What’s of course a good question to ask is how the endgame is going to look like. It seems to me that management is trying to buy back their company, although they are not in any hurry. At some point in time I would expect that they will try to take it private again, and that could mean a nice premium for the remaining shareholders. It’s not a problem if this is not going to happen: buying back undervalued shares is already a great use of capital.
One thing that might be a concern in the long-term is what might happen if management is too successful in buying back shares. If their ownership stake reaches the 95% threshold it’s possible for them to squeeze-out the remaining minority shareholders. In a squeeze-out you have to go to court if you don’t agree with the amount of cash management is offering, so you will be in a vulnerable position. Details of the relevant German laws can be found here. Given the problems the company has to acquire a meaningful amount of shares at current prices I don’t think this is a big risk.
I’m not very enthusiastic about the business Magix is in, but you can’t deny that it is still producing a decent amount of money. The company generates roughly €3 million/year in FCF, and that is after significant investments in new software development. R&D spending has averaged around €13 million/year (approx €10 million is expensed while €3 million is capitalized). They need to keep investing in new software to stay relevant, but I think it also shows that the company could remain cash flow positive even if things would really deteriorate. It’s something to keep an eye on though.
How to value a software company with an – in my opinion – uncertain future is a good question. But to paraphrase Buffett (I think): “you don’t have to know a man’s exact weight to know he’s fat”. A business shouldn’t be valued at €11.5 million if it would be able to generate that amount in FCF in a single year if it would simply cut back on R&D spending. While I have been a bit negative in this write-up about the business they aren’t dead yet, and it’s totally possible they manage to keep their place in the market, or that they manage to reach new markets with the mufin product. I don’t think they deserve an EV/EBITDA ratio of 1.5x. If a 4x ratio would be more appropriate you are looking at a company with an intrinsic value of ~€47 million, implying an upside of 66%.

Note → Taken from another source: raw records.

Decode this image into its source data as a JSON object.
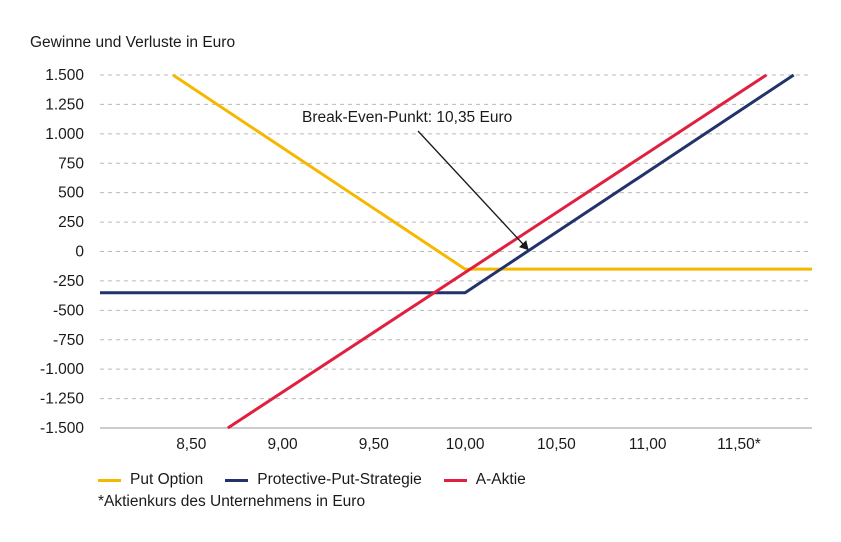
{
  "chart_data": {
    "type": "line",
    "title": "",
    "ylabel": "Gewinne und Verluste in Euro",
    "xlabel": "",
    "footnote": "*Aktienkurs des Unternehmens in Euro",
    "xlim": [
      8.0,
      11.9
    ],
    "ylim": [
      -1500,
      1500
    ],
    "x_ticks": [
      {
        "value": 8.5,
        "label": "8,50"
      },
      {
        "value": 9.0,
        "label": "9,00"
      },
      {
        "value": 9.5,
        "label": "9,50"
      },
      {
        "value": 10.0,
        "label": "10,00"
      },
      {
        "value": 10.5,
        "label": "10,50"
      },
      {
        "value": 11.0,
        "label": "11,00"
      },
      {
        "value": 11.5,
        "label": "11,50*"
      }
    ],
    "y_ticks": [
      {
        "value": 1500,
        "label": "1.500"
      },
      {
        "value": 1250,
        "label": "1.250"
      },
      {
        "value": 1000,
        "label": "1.000"
      },
      {
        "value": 750,
        "label": "750"
      },
      {
        "value": 500,
        "label": "500"
      },
      {
        "value": 250,
        "label": "250"
      },
      {
        "value": 0,
        "label": "0"
      },
      {
        "value": -250,
        "label": "-250"
      },
      {
        "value": -500,
        "label": "-500"
      },
      {
        "value": -750,
        "label": "-750"
      },
      {
        "value": -1000,
        "label": "-1.000"
      },
      {
        "value": -1250,
        "label": "-1.250"
      },
      {
        "value": -1500,
        "label": "-1.500"
      }
    ],
    "grid": "horizontal-dashed",
    "legend_position": "bottom",
    "series": [
      {
        "name": "Put Option",
        "color": "#F5B800",
        "points": [
          [
            8.4,
            1500
          ],
          [
            10.0,
            -150
          ],
          [
            11.9,
            -150
          ]
        ]
      },
      {
        "name": "Protective-Put-Strategie",
        "color": "#22336B",
        "points": [
          [
            8.0,
            -350
          ],
          [
            10.0,
            -350
          ],
          [
            11.8,
            1500
          ]
        ]
      },
      {
        "name": "A-Aktie",
        "color": "#E0203F",
        "points": [
          [
            8.7,
            -1500
          ],
          [
            11.65,
            1500
          ]
        ]
      }
    ],
    "annotations": [
      {
        "text": "Break-Even-Punkt: 10,35 Euro",
        "target_x": 10.35,
        "target_y": 0
      }
    ]
  }
}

I don’t think Magix is a high quality business, but it’s cheap. With a large cash balance the downside should be somewhat protected, and what’s even better is that management has a long track record of returning cash to shareholders through special dividends and share repurchases. Usually when you buy a cash rich business you have to worry that management squanders the cash on some stupid acquisition, but I don’t think you have to do that in this case. What also helps is that management has a big stake in the business.